How Can Students Sitting the Test on Different Days Be Assessed Fairly?
― The Role of Equating and Standardisation in Large-Scale Exams
May 06 2025

One common concern among parents is how students who sit different versions of a test—sometimes even on different days—can be compared fairly. This question has gained particular attention since the NSW Opportunity Class (OC) and Selective High School Placement Tests moved to a computer-based format.
This article outlines how test-score adjustment (equating) and standardisation are applied in large-scale assessments worldwide.

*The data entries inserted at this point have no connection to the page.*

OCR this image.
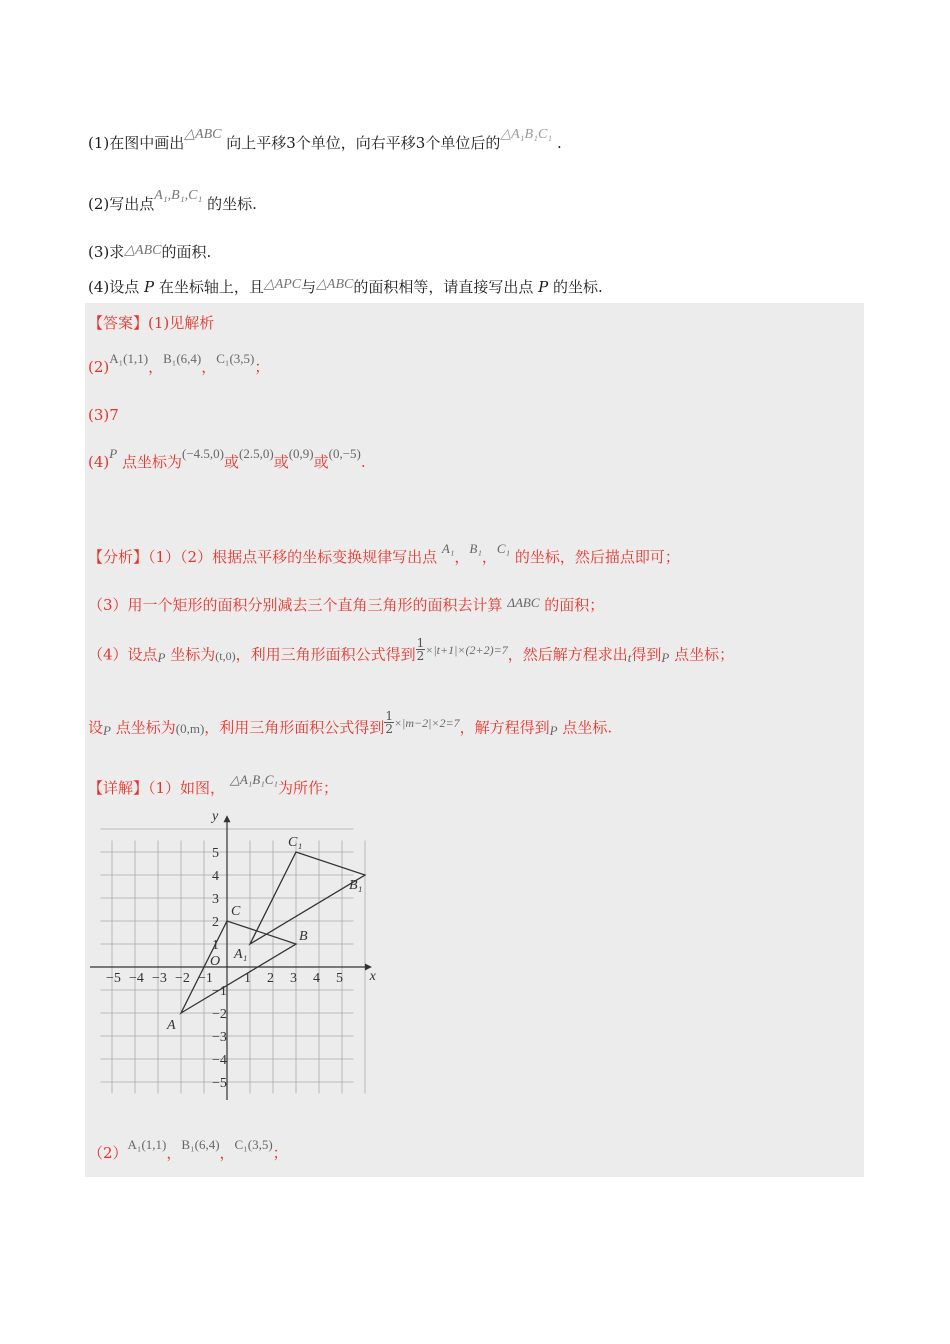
(1)在图中画出△ABC 向上平移3个单位，向右平移3个单位后的△A₁B₁C₁ .
(2)写出点A₁,B₁,C₁ 的坐标.
(3)求△ABC的面积.
(4)设点 P 在坐标轴上，且△APC与△ABC的面积相等，请直接写出点 P 的坐标.
【答案】(1)见解析
(2)A₁(1,1)，B₁(6,4)，C₁(3,5)；
(3)7
(4)P 点坐标为(−4.5,0)或(2.5,0)或(0,9)或(0,−5).
【分析】（1）（2）根据点平移的坐标变换规律写出点 A₁，B₁，C₁ 的坐标，然后描点即可；
（3）用一个矩形的面积分别减去三个直角三角形的面积去计算 ΔABC 的面积；
（4）设点P 坐标为(t,0)，利用三角形面积公式得到 $\frac{1}{2} ^{\times|t+1|\times(2+2)=7}$，然后解方程求出t得到P 点坐标；
设P 点坐标为(0,m)，利用三角形面积公式得到 $\frac{1}{2} ^{\times|m-2|\times 2=7}$，解方程得到P 点坐标.
【详解】（1）如图， △A₁B₁C₁为所作；
x
y
O
−5 −4 −3 −2 −1 1 2 3 4 5
5
4
3
2
1
−1
−2
−3
−4
−5
A
B
C
A₁
B₁
C₁
（2）A₁(1,1)，B₁(6,4)，C₁(3,5)；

Please note that the NSW Department of Education (DoE) has not publicly released the exact methods used in the OC or Selective exams. The explanations that follow therefore describe generally accepted practices, along with their strengths and limitations.
If you skim the opening and it still feels confusing, please don’t worry—this piece is meant as light, background reading, not a technical manual.
1. Why Use Multiple Test Versions?
In very large cohorts it is rarely practical—nor secure—for every candidate to sit precisely the same paper at the same time. Computer-based delivery therefore often employs multiple versions spread across several sittings. The main reasons are:
- Stronger security – reduces the risk of item exposure and allows for legitimate re-sits.
- Operational flexibility – schools and centres can book sessions that suit local timetables.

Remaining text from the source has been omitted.